The outcome may help determine how high the planet’s temperatures
rise for decades to come - stakes high enough to draw UN
Secretary-General Ban Ki-moon back to Bali from an east Timor visit to
help resolve the impasse.
Delegates sparred over the wording of a conference final document
until 2:30 a.m., said the U.N. climate chief, after which drafters
retired to craft new formulations in contentious passages - most notably
the European Union’s suggestion of a goal of 25-to-40-percent emissions
reductions.
“I’m still very concerned about the pace of things,” the U.N.’s Yvo
de Boer told The Associated Press. “We really need to have a sense of
urgency about things.” But he also struck an optimistic note, saying, “I
think everyone is working toward a result.”
Ban, who departed for East Timor early Friday after three days here,
will return to Bali to assist in “the very critical phase of the
negotiating process,” said spokeswoman Marie Okabe.
The task before the annual assembly was to launch negotiations for a
regime of deeper emissions reductions to succeed the Kyoto Protocol,
which requires 37 industrial nations to cut output of carbon dioxide and
other greenhouse gases by 5 percent below 1990 levels by 2012.
The United States is the only major industrial nation to reject
Kyoto. The Bush administration instead favors a voluntary approach -
each country deciding how it can contribute - over internationally
negotiated and legally binding commitments.
For years, the rest of the world has sought to bring the Americans
into the framework of international mandates. At this point, however,
many seem resigned to waiting for a change in White House leadership
after next November’s U.S. election.
In a series of landmark reports this year, the U.N.’s network of
climate scientists warned of severe consequences - from rising seas,
droughts, severe weather, species extinction and other effects - without
sharp cutbacks in emissions of the industrial, transportation and
agricultural gases blamed for warming.
To avoid the worst, the Nobel Prize-winning panel said, emissions
should be reduced by 25 percent to 40 percent below 1990 levels by 2020.
The Kyoto Protocol nations have accepted that goal, and the numbers were
written into this conference’s draft final decision - not as a binding
target, but as a suggestion in the document’s preamble.
The text also calls for “comparability of efforts” - that is, U.S.
cuts comparable to those of other industrial nations. The U.S.

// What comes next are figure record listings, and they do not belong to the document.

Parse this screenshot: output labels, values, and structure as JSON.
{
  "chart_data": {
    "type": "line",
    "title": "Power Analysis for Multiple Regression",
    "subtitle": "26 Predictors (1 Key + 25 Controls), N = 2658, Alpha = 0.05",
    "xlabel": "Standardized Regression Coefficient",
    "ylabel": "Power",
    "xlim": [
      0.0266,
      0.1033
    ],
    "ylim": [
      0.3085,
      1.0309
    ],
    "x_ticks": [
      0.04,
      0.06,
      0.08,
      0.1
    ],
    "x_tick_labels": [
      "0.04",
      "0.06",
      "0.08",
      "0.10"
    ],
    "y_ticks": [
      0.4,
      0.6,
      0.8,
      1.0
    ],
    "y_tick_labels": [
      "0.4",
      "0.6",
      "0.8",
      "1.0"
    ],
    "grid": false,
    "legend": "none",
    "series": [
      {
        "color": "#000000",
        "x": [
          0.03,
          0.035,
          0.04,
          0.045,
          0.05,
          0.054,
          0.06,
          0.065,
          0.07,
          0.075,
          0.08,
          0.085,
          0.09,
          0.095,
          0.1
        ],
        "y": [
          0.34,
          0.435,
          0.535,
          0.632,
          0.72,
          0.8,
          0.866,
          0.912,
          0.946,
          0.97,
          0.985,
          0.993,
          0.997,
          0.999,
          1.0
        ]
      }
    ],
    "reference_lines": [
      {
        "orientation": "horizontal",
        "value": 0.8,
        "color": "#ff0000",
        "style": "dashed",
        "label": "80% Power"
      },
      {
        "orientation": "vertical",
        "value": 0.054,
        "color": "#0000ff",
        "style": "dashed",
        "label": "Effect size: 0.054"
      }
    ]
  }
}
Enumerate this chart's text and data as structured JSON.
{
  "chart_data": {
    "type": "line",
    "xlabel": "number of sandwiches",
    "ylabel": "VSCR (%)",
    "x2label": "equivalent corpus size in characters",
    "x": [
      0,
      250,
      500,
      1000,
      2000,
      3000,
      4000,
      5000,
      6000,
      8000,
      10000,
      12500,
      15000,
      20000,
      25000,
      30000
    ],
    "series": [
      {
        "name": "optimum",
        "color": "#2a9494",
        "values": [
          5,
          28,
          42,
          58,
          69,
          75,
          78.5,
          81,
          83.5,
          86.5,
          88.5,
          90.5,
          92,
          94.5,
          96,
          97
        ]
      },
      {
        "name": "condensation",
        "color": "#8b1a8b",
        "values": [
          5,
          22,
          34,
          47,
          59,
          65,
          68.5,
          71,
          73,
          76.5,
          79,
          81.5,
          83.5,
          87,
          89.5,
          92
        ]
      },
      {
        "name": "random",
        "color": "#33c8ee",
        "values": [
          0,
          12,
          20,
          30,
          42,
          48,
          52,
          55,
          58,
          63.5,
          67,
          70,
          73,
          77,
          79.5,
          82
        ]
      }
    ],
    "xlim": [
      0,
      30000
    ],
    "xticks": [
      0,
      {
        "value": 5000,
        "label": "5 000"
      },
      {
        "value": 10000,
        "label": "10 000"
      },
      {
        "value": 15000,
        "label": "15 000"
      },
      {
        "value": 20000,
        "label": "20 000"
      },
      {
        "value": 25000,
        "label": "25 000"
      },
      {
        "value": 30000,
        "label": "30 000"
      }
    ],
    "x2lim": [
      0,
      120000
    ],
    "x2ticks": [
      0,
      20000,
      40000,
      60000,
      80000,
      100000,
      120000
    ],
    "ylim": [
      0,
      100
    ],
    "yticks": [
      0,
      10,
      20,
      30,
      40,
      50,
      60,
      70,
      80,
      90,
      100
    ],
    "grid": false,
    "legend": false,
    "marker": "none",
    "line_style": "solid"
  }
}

delegation immediately opposed any inclusion of such numbers,
complaining they would tend to “drive the negotiations in one
direction,” as U.S. negotiator Harlan Watson put it.
In a counter-move, the Americans early Friday submitted amendments
that would introduce the idea of voluntary cutback programs.

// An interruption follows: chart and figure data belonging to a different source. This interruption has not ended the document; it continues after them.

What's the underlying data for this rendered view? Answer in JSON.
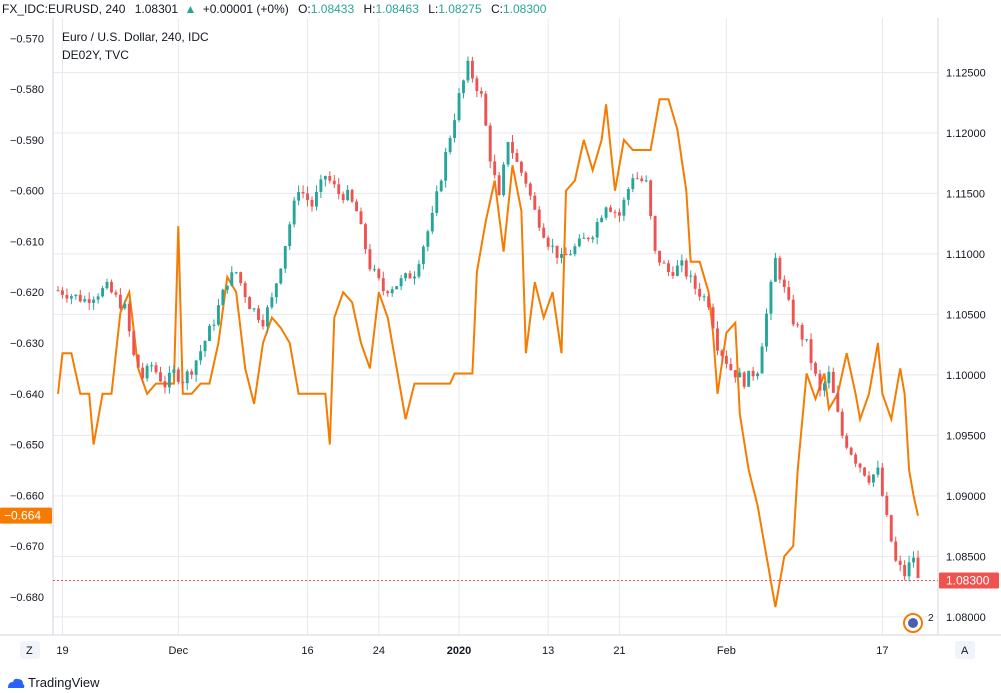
{
  "header": {
    "symbol": "FX_IDC:EURUSD, 240",
    "last": "1.08301",
    "change_arrow": "▲",
    "change": "+0.00001 (+0%)",
    "o_label": "O:",
    "o": "1.08433",
    "h_label": "H:",
    "h": "1.08463",
    "l_label": "L:",
    "l": "1.08275",
    "c_label": "C:",
    "c": "1.08300"
  },
  "legend": {
    "main": "Euro / U.S. Dollar, 240, IDC",
    "compare": "DE02Y, TVC"
  },
  "footer": {
    "brand": "TradingView"
  },
  "buttons": {
    "left": "Z",
    "right": "A"
  },
  "colors": {
    "up": "#26a69a",
    "down": "#ef5350",
    "compare": "#f57c00",
    "grid": "#e6e9ef",
    "axis_text": "#131722"
  },
  "chart_data": {
    "type": "candlestick+line",
    "x_tick_labels": [
      "19",
      "Dec",
      "16",
      "24",
      "2020",
      "13",
      "21",
      "Feb",
      "17"
    ],
    "left_axis": {
      "series": "DE02Y",
      "ticks": [
        "-0.570",
        "-0.580",
        "-0.590",
        "-0.600",
        "-0.610",
        "-0.620",
        "-0.630",
        "-0.640",
        "-0.650",
        "-0.660",
        "-0.670",
        "-0.680"
      ],
      "range": [
        -0.6875,
        -0.566
      ],
      "current_label": "-0.664"
    },
    "right_axis": {
      "series": "EURUSD",
      "ticks": [
        "1.12500",
        "1.12000",
        "1.11500",
        "1.11000",
        "1.10500",
        "1.10000",
        "1.09500",
        "1.09000",
        "1.08500",
        "1.08000"
      ],
      "range": [
        1.0785,
        1.1295
      ],
      "current_label": "1.08300"
    },
    "eurusd_path": [
      [
        0,
        1.107
      ],
      [
        6,
        1.1062
      ],
      [
        11,
        1.1072
      ],
      [
        15,
        1.1055
      ],
      [
        17,
        1.1015
      ],
      [
        19,
        1.0998
      ],
      [
        21,
        1.1008
      ],
      [
        24,
        1.0992
      ],
      [
        26,
        1.1002
      ],
      [
        28,
        1.0996
      ],
      [
        30,
        1.1005
      ],
      [
        32,
        1.102
      ],
      [
        35,
        1.1045
      ],
      [
        38,
        1.1078
      ],
      [
        40,
        1.1085
      ],
      [
        43,
        1.1058
      ],
      [
        46,
        1.1045
      ],
      [
        48,
        1.1062
      ],
      [
        50,
        1.1092
      ],
      [
        52,
        1.1125
      ],
      [
        54,
        1.1155
      ],
      [
        57,
        1.114
      ],
      [
        60,
        1.1165
      ],
      [
        63,
        1.115
      ],
      [
        65,
        1.1148
      ],
      [
        67,
        1.1135
      ],
      [
        70,
        1.109
      ],
      [
        73,
        1.107
      ],
      [
        76,
        1.1075
      ],
      [
        80,
        1.1085
      ],
      [
        84,
        1.113
      ],
      [
        87,
        1.1182
      ],
      [
        90,
        1.123
      ],
      [
        92,
        1.1255
      ],
      [
        95,
        1.123
      ],
      [
        97,
        1.118
      ],
      [
        99,
        1.1145
      ],
      [
        101,
        1.1195
      ],
      [
        103,
        1.1175
      ],
      [
        105,
        1.116
      ],
      [
        107,
        1.1135
      ],
      [
        110,
        1.111
      ],
      [
        113,
        1.1095
      ],
      [
        116,
        1.1105
      ],
      [
        120,
        1.1118
      ],
      [
        123,
        1.1142
      ],
      [
        126,
        1.1132
      ],
      [
        129,
        1.1165
      ],
      [
        132,
        1.1158
      ],
      [
        134,
        1.11
      ],
      [
        137,
        1.1085
      ],
      [
        140,
        1.109
      ],
      [
        143,
        1.1072
      ],
      [
        146,
        1.106
      ],
      [
        148,
        1.1025
      ],
      [
        151,
        1.1005
      ],
      [
        154,
        1.0995
      ],
      [
        157,
        1.1005
      ],
      [
        159,
        1.105
      ],
      [
        161,
        1.1095
      ],
      [
        163,
        1.107
      ],
      [
        165,
        1.1045
      ],
      [
        168,
        1.1025
      ],
      [
        171,
        1.0985
      ],
      [
        173,
        1.1
      ],
      [
        176,
        1.095
      ],
      [
        179,
        1.093
      ],
      [
        182,
        1.0915
      ],
      [
        184,
        1.092
      ],
      [
        186,
        1.088
      ],
      [
        188,
        1.0845
      ],
      [
        190,
        1.0835
      ],
      [
        192,
        1.085
      ],
      [
        193,
        1.083
      ]
    ],
    "de02y_path": [
      [
        0,
        -0.64
      ],
      [
        1,
        -0.632
      ],
      [
        3,
        -0.632
      ],
      [
        5,
        -0.64
      ],
      [
        7,
        -0.64
      ],
      [
        8,
        -0.65
      ],
      [
        10,
        -0.64
      ],
      [
        12,
        -0.64
      ],
      [
        14,
        -0.624
      ],
      [
        16,
        -0.62
      ],
      [
        18,
        -0.635
      ],
      [
        20,
        -0.64
      ],
      [
        22,
        -0.638
      ],
      [
        24,
        -0.638
      ],
      [
        26,
        -0.638
      ],
      [
        27,
        -0.607
      ],
      [
        28,
        -0.64
      ],
      [
        30,
        -0.64
      ],
      [
        32,
        -0.638
      ],
      [
        34,
        -0.638
      ],
      [
        36,
        -0.63
      ],
      [
        38,
        -0.617
      ],
      [
        40,
        -0.62
      ],
      [
        42,
        -0.635
      ],
      [
        44,
        -0.642
      ],
      [
        46,
        -0.63
      ],
      [
        48,
        -0.625
      ],
      [
        50,
        -0.627
      ],
      [
        52,
        -0.63
      ],
      [
        54,
        -0.64
      ],
      [
        56,
        -0.64
      ],
      [
        58,
        -0.64
      ],
      [
        60,
        -0.64
      ],
      [
        61,
        -0.65
      ],
      [
        62,
        -0.625
      ],
      [
        64,
        -0.62
      ],
      [
        66,
        -0.622
      ],
      [
        68,
        -0.63
      ],
      [
        70,
        -0.635
      ],
      [
        72,
        -0.62
      ],
      [
        74,
        -0.625
      ],
      [
        76,
        -0.635
      ],
      [
        78,
        -0.645
      ],
      [
        80,
        -0.638
      ],
      [
        82,
        -0.638
      ],
      [
        84,
        -0.638
      ],
      [
        86,
        -0.638
      ],
      [
        88,
        -0.638
      ],
      [
        89,
        -0.636
      ],
      [
        91,
        -0.636
      ],
      [
        93,
        -0.636
      ],
      [
        94,
        -0.616
      ],
      [
        96,
        -0.606
      ],
      [
        98,
        -0.598
      ],
      [
        100,
        -0.612
      ],
      [
        102,
        -0.595
      ],
      [
        104,
        -0.604
      ],
      [
        105,
        -0.632
      ],
      [
        107,
        -0.618
      ],
      [
        109,
        -0.625
      ],
      [
        111,
        -0.62
      ],
      [
        113,
        -0.632
      ],
      [
        114,
        -0.6
      ],
      [
        116,
        -0.598
      ],
      [
        118,
        -0.59
      ],
      [
        120,
        -0.596
      ],
      [
        122,
        -0.59
      ],
      [
        123,
        -0.583
      ],
      [
        125,
        -0.6
      ],
      [
        127,
        -0.59
      ],
      [
        129,
        -0.592
      ],
      [
        131,
        -0.592
      ],
      [
        133,
        -0.592
      ],
      [
        135,
        -0.582
      ],
      [
        137,
        -0.582
      ],
      [
        139,
        -0.588
      ],
      [
        140,
        -0.594
      ],
      [
        141,
        -0.6
      ],
      [
        142,
        -0.614
      ],
      [
        144,
        -0.614
      ],
      [
        146,
        -0.62
      ],
      [
        147,
        -0.628
      ],
      [
        148,
        -0.64
      ],
      [
        150,
        -0.628
      ],
      [
        152,
        -0.626
      ],
      [
        153,
        -0.644
      ],
      [
        155,
        -0.655
      ],
      [
        157,
        -0.662
      ],
      [
        159,
        -0.672
      ],
      [
        161,
        -0.682
      ],
      [
        163,
        -0.672
      ],
      [
        165,
        -0.67
      ],
      [
        166,
        -0.655
      ],
      [
        168,
        -0.636
      ],
      [
        170,
        -0.641
      ],
      [
        172,
        -0.636
      ],
      [
        173,
        -0.643
      ],
      [
        175,
        -0.64
      ],
      [
        177,
        -0.632
      ],
      [
        179,
        -0.64
      ],
      [
        180,
        -0.645
      ],
      [
        182,
        -0.64
      ],
      [
        184,
        -0.63
      ],
      [
        185,
        -0.64
      ],
      [
        187,
        -0.645
      ],
      [
        189,
        -0.635
      ],
      [
        190,
        -0.64
      ],
      [
        191,
        -0.655
      ],
      [
        192,
        -0.66
      ],
      [
        193,
        -0.664
      ]
    ]
  }
}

Environmentalists accused the U.S. of trying to wreck future talks.
“The United States in particular is behaving like passengers in first
class in a jumbo jet, thinking a catastrophe in economy class won’t
affect them,” said Tony Juniper, a spokesman for the environmentalist
coalition here. “The reality is very different. If we go down, we go
down together, and the United States needs to realize that very
quickly.”
The European Union stuck to its position, and threatened to withdraw
from separate U.S.-led climate talks if Bali didn’t endorse the numbers,
which advocates dubbed a “destination” for the “Bali roadmap.”
“I wouldn’t know what we should talk about if there is no target,”

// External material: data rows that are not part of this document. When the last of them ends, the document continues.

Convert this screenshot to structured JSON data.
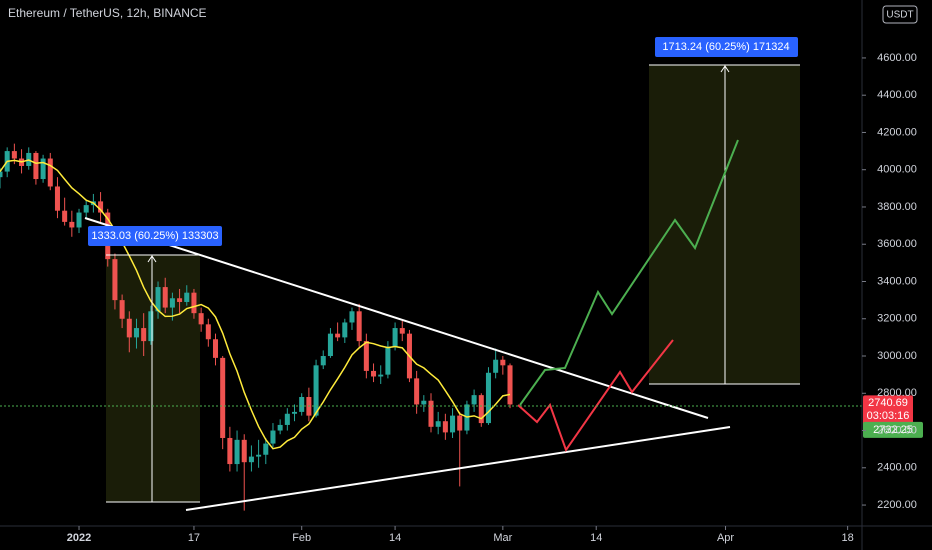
{
  "chart_data": {
    "type": "candlestick",
    "title": "Ethereum / TetherUS, 12h, BINANCE",
    "currency": "USDT",
    "x": [
      -11,
      -10,
      -9,
      -8,
      -7,
      -6,
      -5,
      -4,
      -3,
      -2,
      -1,
      0,
      1,
      2,
      3,
      4,
      5,
      6,
      7,
      8,
      9,
      10,
      11,
      12,
      13,
      14,
      15,
      16,
      17,
      18,
      19,
      20,
      21,
      22,
      23,
      24,
      25,
      26,
      27,
      28,
      29,
      30,
      31,
      32,
      33,
      34,
      35,
      36,
      37,
      38,
      39,
      40,
      41,
      42,
      43,
      44,
      45,
      46,
      47,
      48,
      49,
      50,
      51,
      52,
      53,
      54,
      55,
      56,
      57,
      58,
      59,
      60
    ],
    "open": [
      3960,
      3990,
      4100,
      4060,
      4020,
      4090,
      3950,
      4060,
      3910,
      3780,
      3720,
      3690,
      3770,
      3810,
      3830,
      3770,
      3520,
      3300,
      3200,
      3100,
      3150,
      3080,
      3240,
      3370,
      3260,
      3310,
      3290,
      3340,
      3230,
      3170,
      3090,
      2990,
      2560,
      2420,
      2550,
      2430,
      2460,
      2470,
      2530,
      2600,
      2630,
      2690,
      2700,
      2780,
      2680,
      2950,
      3000,
      3120,
      3100,
      3180,
      3240,
      3080,
      2920,
      2890,
      2900,
      3050,
      3150,
      3120,
      2880,
      2740,
      2760,
      2620,
      2650,
      2590,
      2680,
      2600,
      2740,
      2790,
      2640,
      2910,
      2980,
      2950
    ],
    "high": [
      4010,
      4120,
      4140,
      4110,
      4120,
      4100,
      4080,
      4090,
      3960,
      3850,
      3780,
      3790,
      3840,
      3870,
      3880,
      3790,
      3550,
      3330,
      3240,
      3200,
      3230,
      3270,
      3400,
      3420,
      3340,
      3360,
      3380,
      3360,
      3260,
      3200,
      3120,
      3000,
      2620,
      2600,
      2580,
      2520,
      2550,
      2560,
      2640,
      2660,
      2720,
      2740,
      2800,
      2830,
      2980,
      3030,
      3150,
      3180,
      3200,
      3260,
      3280,
      3120,
      2960,
      2950,
      3080,
      3180,
      3190,
      3140,
      2920,
      2790,
      2800,
      2700,
      2690,
      2720,
      2700,
      2760,
      2820,
      2800,
      2940,
      3040,
      3000,
      2960
    ],
    "low": [
      3900,
      3960,
      4030,
      3980,
      4000,
      3920,
      3930,
      3890,
      3740,
      3700,
      3640,
      3660,
      3740,
      3770,
      3720,
      3480,
      3250,
      3150,
      3020,
      3040,
      3000,
      3060,
      3200,
      3230,
      3190,
      3230,
      3270,
      3200,
      3130,
      3050,
      2950,
      2500,
      2380,
      2380,
      2170,
      2380,
      2400,
      2420,
      2510,
      2580,
      2600,
      2650,
      2680,
      2650,
      2670,
      2930,
      2990,
      3080,
      3070,
      3140,
      3050,
      2880,
      2860,
      2850,
      2880,
      3030,
      3080,
      2860,
      2690,
      2700,
      2590,
      2580,
      2550,
      2560,
      2300,
      2580,
      2700,
      2620,
      2630,
      2880,
      2900,
      2720
    ],
    "close": [
      3990,
      4100,
      4060,
      4020,
      4090,
      3950,
      4060,
      3910,
      3780,
      3720,
      3690,
      3770,
      3810,
      3830,
      3770,
      3520,
      3300,
      3200,
      3100,
      3150,
      3080,
      3240,
      3370,
      3260,
      3310,
      3290,
      3340,
      3230,
      3170,
      3090,
      2990,
      2560,
      2420,
      2550,
      2430,
      2460,
      2470,
      2530,
      2600,
      2630,
      2690,
      2700,
      2780,
      2680,
      2950,
      3000,
      3120,
      3100,
      3180,
      3240,
      3080,
      2920,
      2890,
      2900,
      3050,
      3150,
      3120,
      2880,
      2740,
      2760,
      2620,
      2650,
      2590,
      2680,
      2600,
      2740,
      2790,
      2640,
      2910,
      2980,
      2950,
      2740
    ],
    "up_color": "#26a69a",
    "down_color": "#ef5350",
    "ma_color": "#ffeb3b",
    "xlim": [
      -11,
      109
    ],
    "xticks": [
      {
        "value": 0,
        "label": "2022"
      },
      {
        "value": 16,
        "label": "17"
      },
      {
        "value": 31,
        "label": "Feb"
      },
      {
        "value": 44,
        "label": "14"
      },
      {
        "value": 59,
        "label": "Mar"
      },
      {
        "value": 72,
        "label": "14"
      },
      {
        "value": 90,
        "label": "Apr"
      },
      {
        "value": 107,
        "label": "18"
      }
    ],
    "ylim": [
      2109,
      4911
    ],
    "yticks": [
      {
        "value": 2200,
        "label": "2200.00"
      },
      {
        "value": 2400,
        "label": "2400.00"
      },
      {
        "value": 2600,
        "label": "2600.00"
      },
      {
        "value": 2800,
        "label": "2800.00"
      },
      {
        "value": 3000,
        "label": "3000.00"
      },
      {
        "value": 3200,
        "label": "3200.00"
      },
      {
        "value": 3400,
        "label": "3400.00"
      },
      {
        "value": 3600,
        "label": "3600.00"
      },
      {
        "value": 3800,
        "label": "3800.00"
      },
      {
        "value": 4000,
        "label": "4000.00"
      },
      {
        "value": 4200,
        "label": "4200.00"
      },
      {
        "value": 4400,
        "label": "4400.00"
      },
      {
        "value": 4600,
        "label": "4600.00"
      }
    ],
    "annotations": [
      "1333.03 (60.25%) 133303",
      "1713.24 (60.25%) 171324"
    ],
    "last_price": {
      "value": 2740.69,
      "label": "2740.69"
    },
    "countdown": "03:03:16",
    "bid_price": {
      "value": 2732.25,
      "label": "2732.25"
    }
  }
}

Germany’s environment minister, Sigmar Gabriel, said Thursday.
On Friday morning, the German said the Americans were being
constructive on some issues in the latest meetings, but Russia was now
arguing against the target range. Russia, Japan and Canada have often
sided with Washington at these talks.
Gabriel was referring to U.S.-initiated talks, opened by U.S.
President George W. Bush in September, at which Washington is seeking
pledges from 16 other nations - responsible for 80 percent of global
emissions - to curtail greenhouse gases according to each country’s
formula.
The Europeans and others showed little enthusiasm for this
“voluntary” approach, and environmentalists denounced it as an effort to
subvert the U.N. climate treaty process.
The draft final document also calls for developing countries to take
new steps toward restraining growth in their emissions. The exemption of
such fast-growing economies as China’s and India’s from the Kyoto pact
was a major U.S. complaint.
In the closed backroom talks here, the Europeans were said to be
pressuring China to accept language pointing toward further nonbinding
commitments. Such actions by China, Brazil and others would be key to
winning broad acceptance of deeper cuts among richer nations.